The telltale sign that helmet laws are trouble for the bikeshare service here is that bike advocates attempted to obtain an exemption to the helmet law for the Bixi service. This means that they thought requiring helmets would limit the use and reduce the viability of the service. These concerns are well-grounded. However, granting such an exemption is an obvious non-starter: how do you justify having two different sets of safety regulations for the same activity? So why not just grant the exemption to everyone? Because the next time a rider without a helmet gets run over and killed by a car, who is to be blamed? Instead of the car that killed them, it might be legislators who let them ride without a helmet. It is a risk a legislator doesn’t really want to take. And so goes the ever-ratcheting screw of safety: it is incredibly difficult to roll back safety regulations. So I guess the upshot of this part is: if you’re considering enacting helmet laws, beware, ’cause you may never de-enact them, and soon your town will be filled with helmet steamers.

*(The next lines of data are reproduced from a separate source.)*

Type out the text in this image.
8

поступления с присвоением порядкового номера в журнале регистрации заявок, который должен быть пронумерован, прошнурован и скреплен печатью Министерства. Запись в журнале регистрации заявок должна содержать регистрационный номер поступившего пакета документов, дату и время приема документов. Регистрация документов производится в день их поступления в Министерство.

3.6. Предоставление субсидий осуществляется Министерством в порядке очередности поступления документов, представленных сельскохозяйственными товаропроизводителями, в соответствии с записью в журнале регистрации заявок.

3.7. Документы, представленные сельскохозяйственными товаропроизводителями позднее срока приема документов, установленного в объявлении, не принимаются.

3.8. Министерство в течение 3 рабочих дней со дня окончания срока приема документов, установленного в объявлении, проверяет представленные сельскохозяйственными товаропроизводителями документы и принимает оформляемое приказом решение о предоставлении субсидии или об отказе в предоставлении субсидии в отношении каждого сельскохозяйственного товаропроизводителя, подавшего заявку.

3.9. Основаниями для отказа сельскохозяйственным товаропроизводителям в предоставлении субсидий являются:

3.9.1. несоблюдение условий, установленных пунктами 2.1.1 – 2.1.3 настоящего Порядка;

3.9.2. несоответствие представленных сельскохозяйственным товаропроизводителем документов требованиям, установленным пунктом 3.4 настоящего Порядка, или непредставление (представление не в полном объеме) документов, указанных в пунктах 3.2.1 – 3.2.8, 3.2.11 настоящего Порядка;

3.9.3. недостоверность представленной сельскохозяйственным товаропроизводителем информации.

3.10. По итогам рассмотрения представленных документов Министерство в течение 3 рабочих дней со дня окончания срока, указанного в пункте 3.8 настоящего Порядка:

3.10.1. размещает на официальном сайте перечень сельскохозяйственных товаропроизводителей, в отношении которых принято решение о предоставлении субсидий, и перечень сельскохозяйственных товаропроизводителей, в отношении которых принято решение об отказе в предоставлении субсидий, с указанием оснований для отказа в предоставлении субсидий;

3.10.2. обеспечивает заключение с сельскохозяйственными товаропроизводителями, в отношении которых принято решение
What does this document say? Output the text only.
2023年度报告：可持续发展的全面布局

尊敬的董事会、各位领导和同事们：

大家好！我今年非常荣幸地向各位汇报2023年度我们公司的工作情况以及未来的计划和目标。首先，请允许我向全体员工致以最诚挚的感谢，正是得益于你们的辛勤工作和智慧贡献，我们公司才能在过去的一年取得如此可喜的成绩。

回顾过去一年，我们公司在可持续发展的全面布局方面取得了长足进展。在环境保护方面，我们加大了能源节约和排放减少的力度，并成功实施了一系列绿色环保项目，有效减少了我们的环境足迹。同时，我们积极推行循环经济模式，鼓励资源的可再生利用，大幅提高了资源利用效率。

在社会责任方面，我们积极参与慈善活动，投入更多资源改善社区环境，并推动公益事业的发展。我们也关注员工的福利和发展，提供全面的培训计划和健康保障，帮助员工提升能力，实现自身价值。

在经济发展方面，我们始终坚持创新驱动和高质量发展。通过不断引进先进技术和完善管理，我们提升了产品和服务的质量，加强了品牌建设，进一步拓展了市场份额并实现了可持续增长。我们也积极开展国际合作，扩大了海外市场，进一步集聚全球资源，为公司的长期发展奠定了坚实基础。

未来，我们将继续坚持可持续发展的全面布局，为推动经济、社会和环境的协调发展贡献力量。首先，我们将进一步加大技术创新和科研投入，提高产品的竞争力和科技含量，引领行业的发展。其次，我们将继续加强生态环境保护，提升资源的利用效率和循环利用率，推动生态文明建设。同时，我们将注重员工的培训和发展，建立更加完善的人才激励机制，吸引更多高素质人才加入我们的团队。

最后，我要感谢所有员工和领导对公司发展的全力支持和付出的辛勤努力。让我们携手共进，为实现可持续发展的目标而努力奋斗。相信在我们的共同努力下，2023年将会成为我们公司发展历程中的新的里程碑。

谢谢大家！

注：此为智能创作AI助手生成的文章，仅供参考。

Unrelated add-on as bonus for reading (or scrolling through) that blather: ever read an entire story that’s so weird, you’re anticipating an author’s confession that he made it all up to prove some point? Well, now you have.
*Maybe all this concern about convenience is moot, as studies show bikeshare riders usually don’t wear helmets anyway. But if so, we’re bringing in another law where most people are de facto transgressing and relying on sporadic enforcement. And having laws that are very sporadically enforced is actually a terrible idea from a civil liberties standpoint.